As it turns out, the state pays districts 5% less for online students — a formula that has cost the district hundreds of thousands of dollars in the past year. A bill before the Arizona Legislature would eliminate that penalty, but the district’s lobbyists warn that it’s unlikely to pass.
So the district has guessed at how many students will enroll in distance learning programs next fall, with classes starting in August. That’s past the point when the nation will have vaccines for anyone who wants a shot — and might even be past the point when the federal government approves a safe and effective vaccine for kids.
Then again, it’s also possible that 30% of adults will refuse the vaccine and that the vaccine for kids won’t be ready. In that case, the virus will continue to circulate in the U.S. Worse yet, a new strain of the virus by then may have evolved in countries making little headway in vaccinating the population. Such a new strain might undercut the protection of the existing vaccines, especially if a large share of the U.S. population refuses the shot.
Nonetheless, the district’s working on the budget for next fall — and will offer teacher contracts long before we know the answers to most of the key questions.
And that brings us back to the Monday school board meeting and the decision to hire two teachers specializing in online instruction as well as buying curriculum so that K-8 students can join grades 9-12 in the brave, new world of distance learning.
It’ll all work out financially if 144 students enroll at least part time in distance learning classes. Not only does that give parents more options — it also makes it possible for students to take specialized classes not offered in person — including foreign language classes and specialized history, science and math classes.
If fewer than 144 part-time students enroll in the distance learning classes — the district will take a financial hit.
So far in the 2020-21 school year, the district has spent $163,000 on its distance-learning program, which just covers the cost of offering classes to kids who didn’t shift back and forth from in-person to online depending on the rise and fall of the virus.
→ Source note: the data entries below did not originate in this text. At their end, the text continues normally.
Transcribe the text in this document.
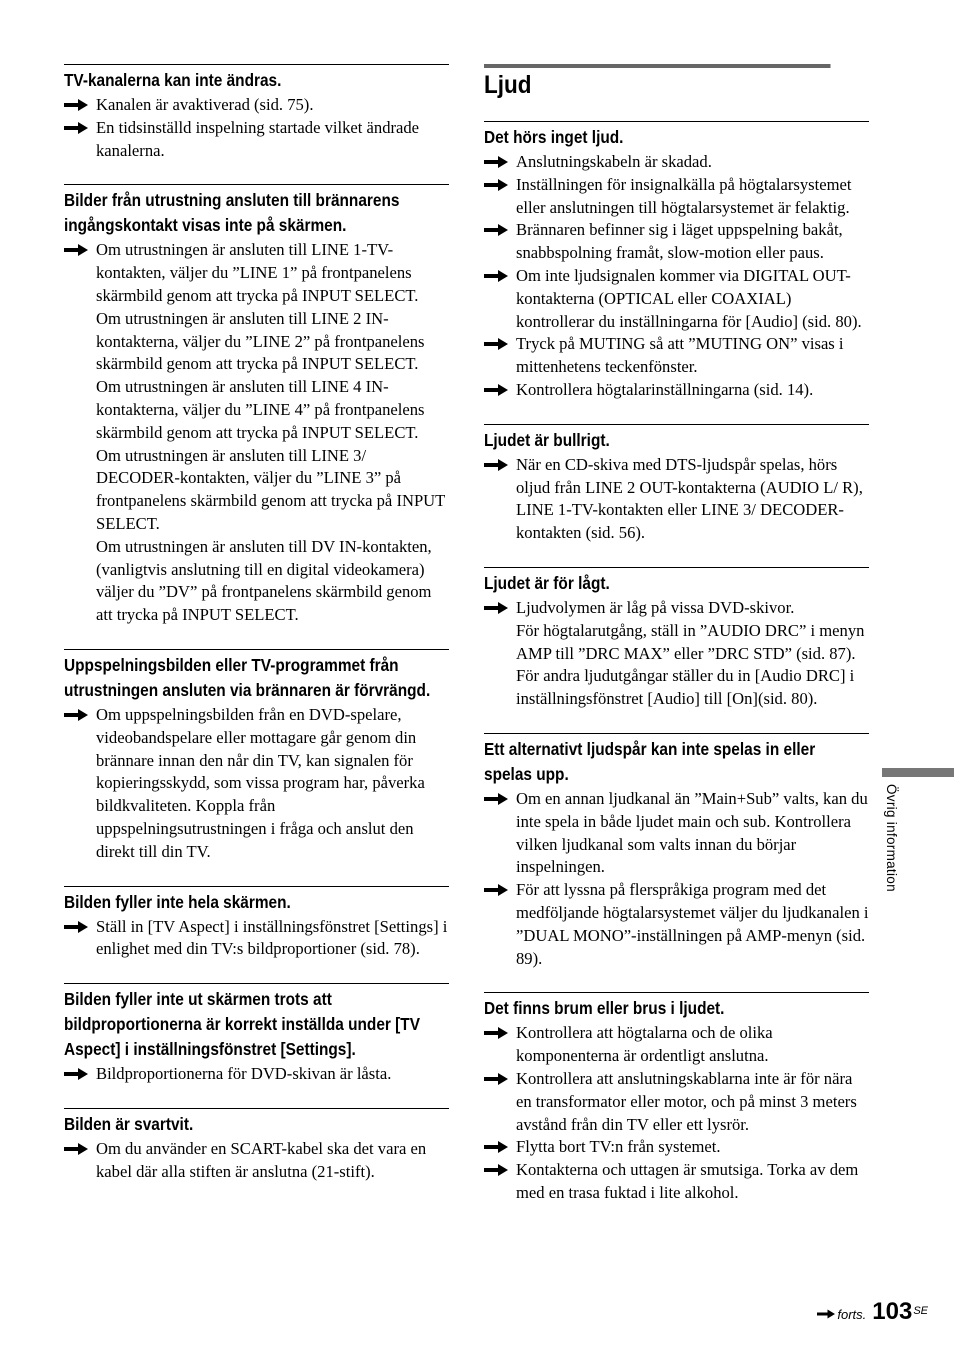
TV-kanalerna kan inte ändras.
Kanalen är avaktiverad (sid. 75).
En tidsinställd inspelning startade vilket ändrade kanalerna.
Bilder från utrustning ansluten till brännarens ingångskontakt visas inte på skärmen.
Om utrustningen är ansluten till LINE 1-TV-kontakten, väljer du ”LINE 1” på frontpanelens skärmbild genom att trycka på INPUT SELECT.
Om utrustningen är ansluten till LINE 2 IN-kontakterna, väljer du ”LINE 2” på frontpanelens skärmbild genom att trycka på INPUT SELECT.
Om utrustningen är ansluten till LINE 4 IN-kontakterna, väljer du ”LINE 4” på frontpanelens skärmbild genom att trycka på INPUT SELECT.
Om utrustningen är ansluten till LINE 3/ DECODER-kontakten, väljer du ”LINE 3” på frontpanelens skärmbild genom att trycka på INPUT SELECT.
Om utrustningen är ansluten till DV IN-kontakten, (vanligtvis anslutning till en digital videokamera) väljer du ”DV” på frontpanelens skärmbild genom att trycka på INPUT SELECT.
Uppspelningsbilden eller TV-programmet från utrustningen ansluten via brännaren är förvrängd.
Om uppspelningsbilden från en DVD-spelare, videobandspelare eller mottagare går genom din brännare innan den når din TV, kan signalen för kopieringsskydd, som vissa program har, påverka bildkvaliteten. Koppla från uppspelningsutrustningen i fråga och anslut den direkt till din TV.
Bilden fyller inte hela skärmen.
Ställ in [TV Aspect] i inställningsfönstret [Settings] i enlighet med din TV:s bildproportioner (sid. 78).
Bilden fyller inte ut skärmen trots att bildproportionerna är korrekt inställda under [TV Aspect] i inställningsfönstret [Settings].
Bildproportionerna för DVD-skivan är låsta.
Bilden är svartvit.
Om du använder en SCART-kabel ska det vara en kabel där alla stiften är anslutna (21-stift).
Ljud
Det hörs inget ljud.
Anslutningskabeln är skadad.
Inställningen för insignalkälla på högtalarsystemet eller anslutningen till högtalarsystemet är felaktig.
Brännaren befinner sig i läget uppspelning bakåt, snabbspolning framåt, slow-motion eller paus.
Om inte ljudsignalen kommer via DIGITAL OUT-kontakterna (OPTICAL eller COAXIAL) kontrollerar du inställningarna för [Audio] (sid. 80).
Tryck på MUTING så att ”MUTING ON” visas i mittenhetens teckenfönster.
Kontrollera högtalarinställningarna (sid. 14).
Ljudet är bullrigt.
När en CD-skiva med DTS-ljudspår spelas, hörs oljud från LINE 2 OUT-kontakterna (AUDIO L/ R), LINE 1-TV-kontakten eller LINE 3/ DECODER-kontakten (sid. 56).
Ljudet är för lågt.
Ljudvolymen är låg på vissa DVD-skivor.
För högtalarutgång, ställ in ”AUDIO DRC” i menyn AMP till ”DRC MAX” eller ”DRC STD” (sid. 87).
För andra ljudutgångar ställer du in [Audio DRC] i inställningsfönstret [Audio] till [On](sid. 80).
Ett alternativt ljudspår kan inte spelas in eller spelas upp.
Om en annan ljudkanal än ”Main+Sub” valts, kan du inte spela in både ljudet main och sub. Kontrollera vilken ljudkanal som valts innan du börjar inspelningen.
För att lyssna på flerspråkiga program med det medföljande högtalarsystemet väljer du ljudkanalen i ”DUAL MONO”-inställningen på AMP-menyn (sid. 89).
Det finns brum eller brus i ljudet.
Kontrollera att högtalarna och de olika komponenterna är ordentligt anslutna.
Kontrollera att anslutningskablarna inte är för nära en transformator eller motor, och på minst 3 meters avstånd från din TV eller ett lysrör.
Flytta bort TV:n från systemet.
Kontakterna och uttagen är smutsiga. Torka av dem med en trasa fuktad i lite alkohol.
Övrig information
forts. 103 SE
Fortunately, things have settled down in the past several weeks. On Monday, Superintendent Linda Gibson said the district has just two new cases. The tracking report on the pandemic in the school shows that a total of 62 students are currently testing positive as well as 16 staff and faculty members. Some 360 students, faculty and staff are quarantined after close contact with someone who tested positive. At least 75% of the faculty are fully vaccinated — which means they don’t have to quarantine after a close contact.
Gibson noted that the application for state authorization to expand the distance learning program so far remains a contingency plan for next year — so that no matter what happens, the district can offer parents alternatives.
Gibson told the board, “If we don’t have distance learning and families still want to stay distanced, we’d have to move them to an online option. If we do not have K-6 approved, we have nowhere to put students who want to remain outside the brick and mortar setting. It’s a precautionary measure — depending on what legislation comes down regarding distance learning. If we even have half of these numbers we still break even, even if we fund two teachers out of it. Right now, what we would do is just have one teacher — at the high school level — and hold off to see what happens with distance learning before we move a second teacher into AOI.”
It’s possible the Legislature will repeal the financial penalty for students enrolled in online classes, reducing the risk for the district.
But don’t hold your breath.
Finance Director Kathie Manning noted, “This morning the (school boards association) lobbyist said it is highly unlikely the distance learning bill is going to pass.”